Lícia Manzo não está meramente interessada na oposição dos gêmeos ou na mudança de identidade. Ela apresenta ao público uma história sobre consequências. Christian assume a vida do irmão pensando no bônus e sequer considera o ônus. Como Renato, o protagonista vai ter que lidar com todo o histórico negativo do gêmeo, as relações mal resolvidas, os problemas familiares e até com o peso de um assassinato. O conflito do personagem central de “Um Lugar ao Sol” se dá de dentro para fora, algo que a autora já explorou em “A Vida da Gente” e “Sete Vidas”, novelas escritas por ela para o horário das 18 horas. A nova realidade também deve trazer à tona aspectos não tão nobres da personalidade dele.

Divulgação/TV Globo

Essa escolha por explorar dilemas mais complexos não é um caminho fácil em um gênero que, com alguma frequência, apresenta histórias simplificadas ou “mastigadas” demais. Mesmo assim, a autora investe na riqueza dessa proposta e, com isso, revela um profundo respeito pelo espectador, que não é subestimado pelo texto. Quem acompanha “Um Lugar ao Sol” encontra uma narrativa muito bem estruturada, um esmero no entrelace das tramas e diálogos potentes, significativos e apurados.

Assim como nos trabalhos anteriores, Lícia não atropela os acontecimentos e nem cede às falas explicativas e repetitivas. O conteúdo e a emoção são prioridades no texto da novelista. Fugindo do maniqueísmo do gênero, a autora constrói personagens falhos, ambíguos, humanos. De alguma forma, todos apresentam características positivas e negativas, obrigando o espectador a considerar a complexidade de cada um e dificultando os rótulos ou julgamentos precipitados.

Outra qualidade de “Um Lugar ao Sol” é a direção de Maurício Farias e equipe, que ajuda a contar a história com propriedade e dinamismo.

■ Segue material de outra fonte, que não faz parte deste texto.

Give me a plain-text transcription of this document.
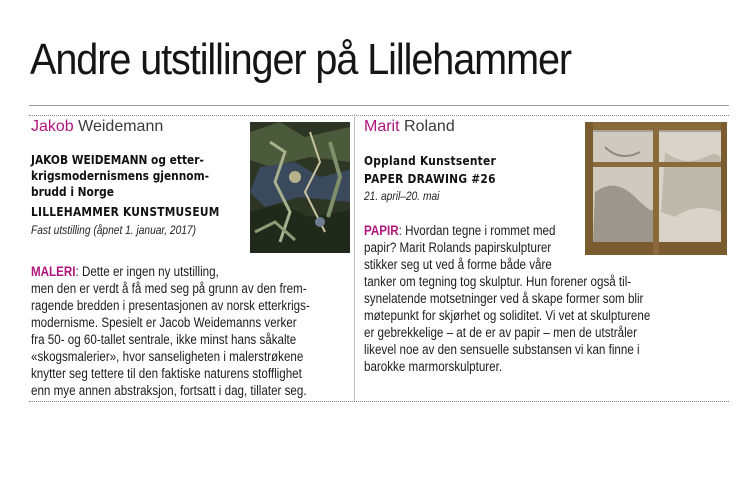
Andre utstillinger på Lillehammer
Jakob Weidemann
JAKOB WEIDEMANN og etter-
krigsmodernismens gjennom-
brudd i Norge
LILLEHAMMER KUNSTMUSEUM
Fast utstilling (åpnet 1. januar, 2017)
MALERI: Dette er ingen ny utstilling,
men den er verdt å få med seg på grunn av den frem-
ragende bredden i presentasjonen av norsk etterkrigs-
modernisme. Spesielt er Jacob Weidemanns verker
fra 50- og 60-tallet sentrale, ikke minst hans såkalte
«skogsmalerier», hvor sanseligheten i malerstrøkene
knytter seg tettere til den faktiske naturens stofflighet
enn mye annen abstraksjon, fortsatt i dag, tillater seg.
Marit Roland
Oppland Kunstsenter
PAPER DRAWING #26
21. april–20. mai
PAPIR: Hvordan tegne i rommet med
papir? Marit Rolands papirskulpturer
stikker seg ut ved å forme både våre
tanker om tegning tog skulptur. Hun forener også til-
synelatende motsetninger ved å skape former som blir
møtepunkt for skjørhet og soliditet. Vi vet at skulpturene
er gebrekkelige – at de er av papir – men de utstråler
likevel noe av den sensuelle substansen vi kan finne i
barokke marmorskulpturer.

O diretor artístico mostra que sabe como transformar as palavras da autora em imagem e vai além, valorizando o texto com personalidade e dando força às referências e subtextos do roteiro. A fotografia da novela, que recebeu críticas por lembrar um filtro de rede social, não merece essa associação. Marcante, o visual é usado com critério e não parece gratuito ou pretensioso.

Em pouco mais de uma semana de exibição, Cauã Reymond, Andréia Horta, Alinne Moraes, Juan Paiva e Marieta Severo se destacaram, além de ótimas participações especiais de Tonico Pereira e Inez Viana. Andréa Beltrão, Mariana Lima, Ana Baird, Daniel Dantas e Ana Beatriz Nogueira surgiram muito bem nas primeiras cenas dos personagens que interpretam e podem roubar a cena.

“Um Lugar ao Sol” está apresentando um começo dos mais animadores. Lícia Manzo já deu provas de que não está interessada no caminho usual ou mais fácil. Investindo em uma história com foco em consequências, a autora busca envolver o espectador em dilemas mais complexos. Isso chega ao público através de uma trama bem amarrada, atenção aos detalhes e um texto muito apurado. A julgar por essas qualidades, temos um novelão para acompanhar nos próximos meses.